Herpetogramma bipunctalis, commonly known as the southern beet webworm moth or two-spotted herpetogramma, is a species of moth in the family Crambidae. It is found from New England to Florida, west to Texas and north to Illinois. In the south, the range extends through Central America and the Caribbean to South America.

== Description ==
Morphology of Southern Beet Webworm Moth

Eggs are circular to oblong in shape. They are laid in transparent clusters on the underside of leaves. Eggs appear colorless when freshly laid but turn pale brown before hatching.

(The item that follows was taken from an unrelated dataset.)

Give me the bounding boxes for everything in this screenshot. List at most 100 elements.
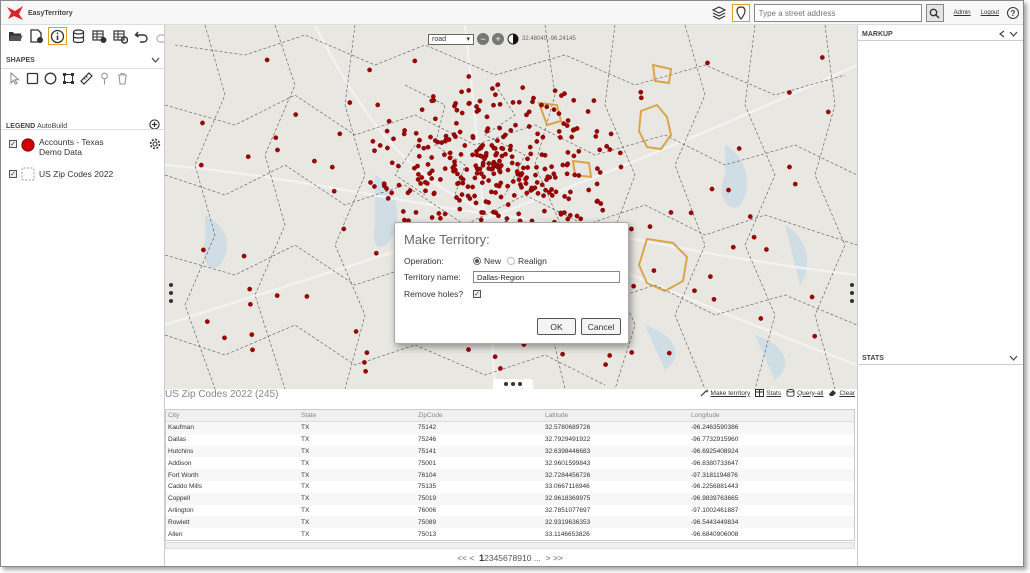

H. bipunctalis has 5 larval instars. They can reach up to 3–4 cm when matured. First instar has a pale green and slender type of body with a  dark head. Fifth instar appears to have a deeper green color on the body with a dark head. This stage is mostly seen in large groups.

Pupal stage is found concealed within the leaf folds or on the soil debris. It is dark brown and obtect. Obtect pupa have appendages like legs and wings glued to the body wall. The pupa of H. bipunctalis has seven spiral crochets.

Adults are moths having a wingspan of 23-24mm. Their fore-wings and hind-wings look similar to each other with a creamy brown color. Wavy and discoidal spots are present on the wings. The abdomen of Brinjal Leaf Webber has 2 dark dorsal spots.

Life Cycle/Biology

The incubation period of egg lasted 4–5 days. The development period of I_{1}, I_{2} and I_{3} of larvae was 2–3 days. I_{4} developed over a period of 2–4 days and I_{5} ranged 3–7 days. Initial instars affected leaves, later made exit holes in stem to reach soil for pupation. Pupal stage lasted 7–12 days and adults were produced. The study showed development of H. bipunctalis from egg to adult ranges from 23–39 days. It showed evidences of holometabolous type of metamorphosis.